A particle is executing SHM of amplitude A about the mean position $x = 0$. Which of the following cannot be a possible phase difference between the positions of the particle at $x = + \dfrac{A}{2}$ and $x = - \dfrac{A}{{\sqrt 2 }}$
A. ${75^0}$
B. ${165^0}$
C. ${135^0}$
D. ${195^0}$

Answer 1

Hint: In case of simple harmonic motion there will be a mean position and two extreme positions. The particle executes the SHM with respect to the mean position and within the range of two extreme positions. Generally simple harmonic motions are denoted with the sinusoidal or cosecant functions.

Formula used:
$x = A\sin (\varphi )$

Complete answer:
In SHM acceleration of the particle executing the SHM is proportional to the displacement of the particle from the mean position. Generally if an object starts from the mean position then we write displacement as a sinusoidal function and if an object starts from the extreme position then we write the displacement of a body as a cosine function. We can assume in any way if it is not specified in the question. Let us assume that the given particle is executing the SHM about the mean position.
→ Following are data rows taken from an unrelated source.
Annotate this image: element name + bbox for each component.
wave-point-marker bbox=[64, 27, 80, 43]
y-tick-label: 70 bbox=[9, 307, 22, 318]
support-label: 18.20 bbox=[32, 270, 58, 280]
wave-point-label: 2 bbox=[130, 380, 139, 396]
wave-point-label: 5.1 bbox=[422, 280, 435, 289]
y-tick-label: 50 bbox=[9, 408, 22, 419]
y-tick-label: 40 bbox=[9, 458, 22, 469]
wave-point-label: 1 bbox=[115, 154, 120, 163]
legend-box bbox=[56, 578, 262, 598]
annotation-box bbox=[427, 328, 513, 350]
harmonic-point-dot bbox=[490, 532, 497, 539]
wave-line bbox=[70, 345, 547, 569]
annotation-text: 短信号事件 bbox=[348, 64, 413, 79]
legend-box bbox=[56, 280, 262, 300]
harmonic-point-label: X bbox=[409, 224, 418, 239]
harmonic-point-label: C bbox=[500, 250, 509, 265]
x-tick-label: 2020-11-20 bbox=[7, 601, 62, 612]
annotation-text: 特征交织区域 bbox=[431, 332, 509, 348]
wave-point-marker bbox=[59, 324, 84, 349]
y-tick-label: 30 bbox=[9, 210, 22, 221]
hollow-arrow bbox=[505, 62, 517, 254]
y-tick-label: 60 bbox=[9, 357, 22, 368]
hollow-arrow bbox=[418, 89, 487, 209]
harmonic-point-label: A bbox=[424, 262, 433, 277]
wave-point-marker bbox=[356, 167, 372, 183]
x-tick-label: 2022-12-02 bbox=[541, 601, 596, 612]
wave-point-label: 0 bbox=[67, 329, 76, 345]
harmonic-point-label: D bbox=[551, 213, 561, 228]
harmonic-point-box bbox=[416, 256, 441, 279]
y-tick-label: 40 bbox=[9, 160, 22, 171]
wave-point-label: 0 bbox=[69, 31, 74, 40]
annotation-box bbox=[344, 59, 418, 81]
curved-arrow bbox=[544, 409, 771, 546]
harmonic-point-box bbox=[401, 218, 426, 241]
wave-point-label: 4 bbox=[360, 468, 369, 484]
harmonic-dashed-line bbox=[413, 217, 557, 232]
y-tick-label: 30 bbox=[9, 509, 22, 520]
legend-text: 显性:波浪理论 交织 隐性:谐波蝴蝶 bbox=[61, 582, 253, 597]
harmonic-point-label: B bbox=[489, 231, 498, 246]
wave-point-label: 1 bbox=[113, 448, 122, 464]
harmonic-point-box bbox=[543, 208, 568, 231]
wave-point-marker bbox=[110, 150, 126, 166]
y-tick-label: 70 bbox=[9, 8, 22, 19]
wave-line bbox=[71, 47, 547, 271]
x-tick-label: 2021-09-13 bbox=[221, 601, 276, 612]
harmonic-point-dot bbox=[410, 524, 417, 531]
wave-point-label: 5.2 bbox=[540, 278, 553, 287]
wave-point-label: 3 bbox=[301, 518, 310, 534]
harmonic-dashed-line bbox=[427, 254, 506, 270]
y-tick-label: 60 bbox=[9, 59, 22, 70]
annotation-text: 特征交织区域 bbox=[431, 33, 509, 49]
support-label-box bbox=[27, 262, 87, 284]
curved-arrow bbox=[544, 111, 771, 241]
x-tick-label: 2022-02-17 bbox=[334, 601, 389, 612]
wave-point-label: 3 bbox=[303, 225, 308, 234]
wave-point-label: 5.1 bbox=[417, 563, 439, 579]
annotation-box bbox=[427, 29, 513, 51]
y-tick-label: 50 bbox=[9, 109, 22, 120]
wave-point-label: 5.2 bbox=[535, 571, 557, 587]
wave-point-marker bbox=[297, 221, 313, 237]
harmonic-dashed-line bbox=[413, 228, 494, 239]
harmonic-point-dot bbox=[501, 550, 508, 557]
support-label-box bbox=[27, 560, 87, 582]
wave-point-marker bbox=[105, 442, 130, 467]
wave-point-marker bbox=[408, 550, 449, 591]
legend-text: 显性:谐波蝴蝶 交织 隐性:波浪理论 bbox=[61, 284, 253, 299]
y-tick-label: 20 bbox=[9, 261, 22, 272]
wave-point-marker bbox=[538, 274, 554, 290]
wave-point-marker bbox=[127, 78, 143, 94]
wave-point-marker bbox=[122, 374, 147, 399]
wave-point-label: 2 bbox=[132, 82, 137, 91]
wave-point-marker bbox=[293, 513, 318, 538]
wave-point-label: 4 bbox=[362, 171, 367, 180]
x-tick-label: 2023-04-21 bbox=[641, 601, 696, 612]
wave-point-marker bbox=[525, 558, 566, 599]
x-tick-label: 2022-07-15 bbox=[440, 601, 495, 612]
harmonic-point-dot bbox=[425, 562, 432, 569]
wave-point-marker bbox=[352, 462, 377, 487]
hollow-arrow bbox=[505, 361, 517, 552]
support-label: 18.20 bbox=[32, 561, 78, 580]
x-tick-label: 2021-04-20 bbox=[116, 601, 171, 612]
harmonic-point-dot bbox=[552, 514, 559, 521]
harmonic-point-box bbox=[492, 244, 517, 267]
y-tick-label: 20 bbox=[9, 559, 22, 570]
Then the function of the SHM displacement will be $x = A\sin (\varphi )$ where $\varphi $ is the phase of the particle.
In the question positions given are $x = + \dfrac{A}{2}$ and $x = - \dfrac{A}{{\sqrt 2 }}$
If we equate $x = + \dfrac{A}{2}$ then we will get $\varphi $ as
$x = A\sin (\varphi )$
$\eqalign{
  & \Rightarrow + \dfrac{A}{2} = A\sin (\varphi ) \cr
  & \Rightarrow \sin (\varphi ) = + \dfrac{1}{2} \cr
  & \Rightarrow \varphi = {30^0},{150^0} \cr} $
If we equate $x = - \dfrac{A}{{\sqrt 2 }}$ then we will get $\varphi $ as
$x = A\sin (\varphi )$
$\eqalign{
  & \Rightarrow - \dfrac{A}{{\sqrt 2 }} = A\sin (\varphi ) \cr
  & \Rightarrow \sin (\varphi ) = - \dfrac{1}{{\sqrt 2 }} \cr
  & \Rightarrow \varphi = {225^0},{315^0} \cr} $
Now to get the possible values of phase difference we should subtract one value from the other
225-30=195
225-150=75
315-30=285
315-150=165
So except ${135^0}$ all the other options are possible.
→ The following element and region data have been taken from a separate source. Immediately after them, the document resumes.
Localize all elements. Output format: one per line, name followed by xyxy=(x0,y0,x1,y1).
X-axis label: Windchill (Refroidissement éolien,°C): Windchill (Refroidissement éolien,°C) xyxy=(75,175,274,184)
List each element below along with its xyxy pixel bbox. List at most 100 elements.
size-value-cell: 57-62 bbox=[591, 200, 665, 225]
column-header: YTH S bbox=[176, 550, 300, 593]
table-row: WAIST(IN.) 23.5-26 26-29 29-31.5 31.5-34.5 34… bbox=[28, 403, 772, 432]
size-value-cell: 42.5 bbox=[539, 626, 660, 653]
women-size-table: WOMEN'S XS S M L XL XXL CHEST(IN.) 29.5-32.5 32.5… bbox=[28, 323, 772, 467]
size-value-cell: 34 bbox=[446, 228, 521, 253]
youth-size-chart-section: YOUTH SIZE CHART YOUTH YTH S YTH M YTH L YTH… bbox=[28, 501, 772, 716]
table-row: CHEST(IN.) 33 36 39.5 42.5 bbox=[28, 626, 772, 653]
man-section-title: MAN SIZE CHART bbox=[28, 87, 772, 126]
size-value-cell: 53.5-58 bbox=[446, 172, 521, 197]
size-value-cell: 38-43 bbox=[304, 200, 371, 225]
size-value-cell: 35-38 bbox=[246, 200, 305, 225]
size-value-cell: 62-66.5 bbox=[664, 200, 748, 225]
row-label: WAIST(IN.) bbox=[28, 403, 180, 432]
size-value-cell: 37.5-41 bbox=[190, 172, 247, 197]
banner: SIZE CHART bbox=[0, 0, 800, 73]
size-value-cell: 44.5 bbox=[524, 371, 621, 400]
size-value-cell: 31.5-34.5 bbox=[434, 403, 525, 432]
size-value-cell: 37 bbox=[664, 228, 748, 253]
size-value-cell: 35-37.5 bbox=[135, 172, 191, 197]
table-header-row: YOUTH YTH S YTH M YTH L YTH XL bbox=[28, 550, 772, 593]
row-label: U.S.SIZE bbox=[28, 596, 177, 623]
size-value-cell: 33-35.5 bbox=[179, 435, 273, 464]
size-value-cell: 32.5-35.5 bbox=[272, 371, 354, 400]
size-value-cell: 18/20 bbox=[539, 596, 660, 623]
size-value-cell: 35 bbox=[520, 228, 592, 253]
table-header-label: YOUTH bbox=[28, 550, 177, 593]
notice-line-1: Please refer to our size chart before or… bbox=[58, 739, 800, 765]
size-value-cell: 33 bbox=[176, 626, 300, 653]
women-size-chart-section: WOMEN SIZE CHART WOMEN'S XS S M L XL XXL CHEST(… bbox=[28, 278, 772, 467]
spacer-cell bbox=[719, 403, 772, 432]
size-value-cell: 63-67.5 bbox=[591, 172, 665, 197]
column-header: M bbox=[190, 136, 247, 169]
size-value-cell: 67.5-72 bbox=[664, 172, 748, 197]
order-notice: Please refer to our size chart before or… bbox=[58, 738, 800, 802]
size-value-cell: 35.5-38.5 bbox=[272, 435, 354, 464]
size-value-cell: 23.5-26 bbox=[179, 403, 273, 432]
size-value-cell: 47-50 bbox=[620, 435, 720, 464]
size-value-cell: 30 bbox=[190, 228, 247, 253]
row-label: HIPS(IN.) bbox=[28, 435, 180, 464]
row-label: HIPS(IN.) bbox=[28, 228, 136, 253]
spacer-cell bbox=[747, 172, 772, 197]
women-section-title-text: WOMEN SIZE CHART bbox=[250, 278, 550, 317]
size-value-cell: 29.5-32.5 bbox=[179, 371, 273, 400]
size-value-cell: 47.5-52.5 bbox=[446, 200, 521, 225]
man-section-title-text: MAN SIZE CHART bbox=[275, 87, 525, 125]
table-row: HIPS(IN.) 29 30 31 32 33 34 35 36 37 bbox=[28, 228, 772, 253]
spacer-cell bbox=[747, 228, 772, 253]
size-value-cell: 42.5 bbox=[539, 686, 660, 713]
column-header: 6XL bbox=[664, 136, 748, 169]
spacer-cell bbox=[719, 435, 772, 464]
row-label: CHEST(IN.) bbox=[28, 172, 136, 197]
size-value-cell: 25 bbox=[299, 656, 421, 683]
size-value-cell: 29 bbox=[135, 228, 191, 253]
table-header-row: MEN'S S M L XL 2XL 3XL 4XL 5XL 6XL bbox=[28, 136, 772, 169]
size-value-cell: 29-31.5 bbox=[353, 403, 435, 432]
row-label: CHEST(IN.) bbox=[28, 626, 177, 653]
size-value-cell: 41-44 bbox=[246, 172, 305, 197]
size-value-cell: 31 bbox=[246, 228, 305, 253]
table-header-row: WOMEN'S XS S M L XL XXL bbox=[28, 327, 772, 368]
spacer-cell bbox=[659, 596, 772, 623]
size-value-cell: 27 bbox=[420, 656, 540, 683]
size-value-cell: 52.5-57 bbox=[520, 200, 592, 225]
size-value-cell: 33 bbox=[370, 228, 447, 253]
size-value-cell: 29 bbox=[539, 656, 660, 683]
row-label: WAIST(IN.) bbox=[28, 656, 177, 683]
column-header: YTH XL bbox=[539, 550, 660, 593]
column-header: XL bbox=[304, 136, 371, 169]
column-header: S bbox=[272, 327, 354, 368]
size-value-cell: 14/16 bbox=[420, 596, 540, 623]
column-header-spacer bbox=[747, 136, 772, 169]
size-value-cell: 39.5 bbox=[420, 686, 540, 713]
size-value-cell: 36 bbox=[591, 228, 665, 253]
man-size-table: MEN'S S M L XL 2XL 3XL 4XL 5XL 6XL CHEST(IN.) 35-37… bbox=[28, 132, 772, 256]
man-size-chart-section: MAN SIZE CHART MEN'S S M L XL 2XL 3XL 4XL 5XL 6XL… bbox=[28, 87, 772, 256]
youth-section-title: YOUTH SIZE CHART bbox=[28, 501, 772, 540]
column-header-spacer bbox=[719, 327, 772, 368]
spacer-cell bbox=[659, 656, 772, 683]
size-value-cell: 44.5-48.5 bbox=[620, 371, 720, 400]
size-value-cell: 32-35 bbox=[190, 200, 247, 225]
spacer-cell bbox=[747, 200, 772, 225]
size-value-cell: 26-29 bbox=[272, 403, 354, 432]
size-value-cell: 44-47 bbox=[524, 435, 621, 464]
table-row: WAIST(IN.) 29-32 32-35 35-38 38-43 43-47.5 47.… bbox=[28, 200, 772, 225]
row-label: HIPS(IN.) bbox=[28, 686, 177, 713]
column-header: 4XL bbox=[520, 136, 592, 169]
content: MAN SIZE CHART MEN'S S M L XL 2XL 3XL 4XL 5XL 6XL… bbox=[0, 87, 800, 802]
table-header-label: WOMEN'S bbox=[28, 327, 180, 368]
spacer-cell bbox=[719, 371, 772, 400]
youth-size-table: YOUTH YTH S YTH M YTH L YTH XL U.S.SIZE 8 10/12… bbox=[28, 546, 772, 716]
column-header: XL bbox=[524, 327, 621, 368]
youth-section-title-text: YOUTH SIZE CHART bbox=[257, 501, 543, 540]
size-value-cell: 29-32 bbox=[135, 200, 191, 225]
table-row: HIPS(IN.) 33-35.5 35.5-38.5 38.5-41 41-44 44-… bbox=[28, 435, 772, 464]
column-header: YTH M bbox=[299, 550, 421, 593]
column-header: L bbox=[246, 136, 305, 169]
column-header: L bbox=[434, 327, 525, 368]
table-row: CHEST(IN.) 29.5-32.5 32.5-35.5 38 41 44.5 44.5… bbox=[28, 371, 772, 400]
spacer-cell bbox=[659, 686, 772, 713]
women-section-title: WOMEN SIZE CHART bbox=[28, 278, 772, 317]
Hence answer would be option C.

Note:
Even if we take the displacement as the cosine function then also we will get the same result. The other way to solve this problem will be draw a sinusoidal graph of amplitude one and find out the angles where sinusoidal function will become $\dfrac{1}{2}, - \dfrac{1}{{\sqrt 2 }}$ and find out the difference between those angles individually just as we did. We can draw phasor diagrams too to solve the problem.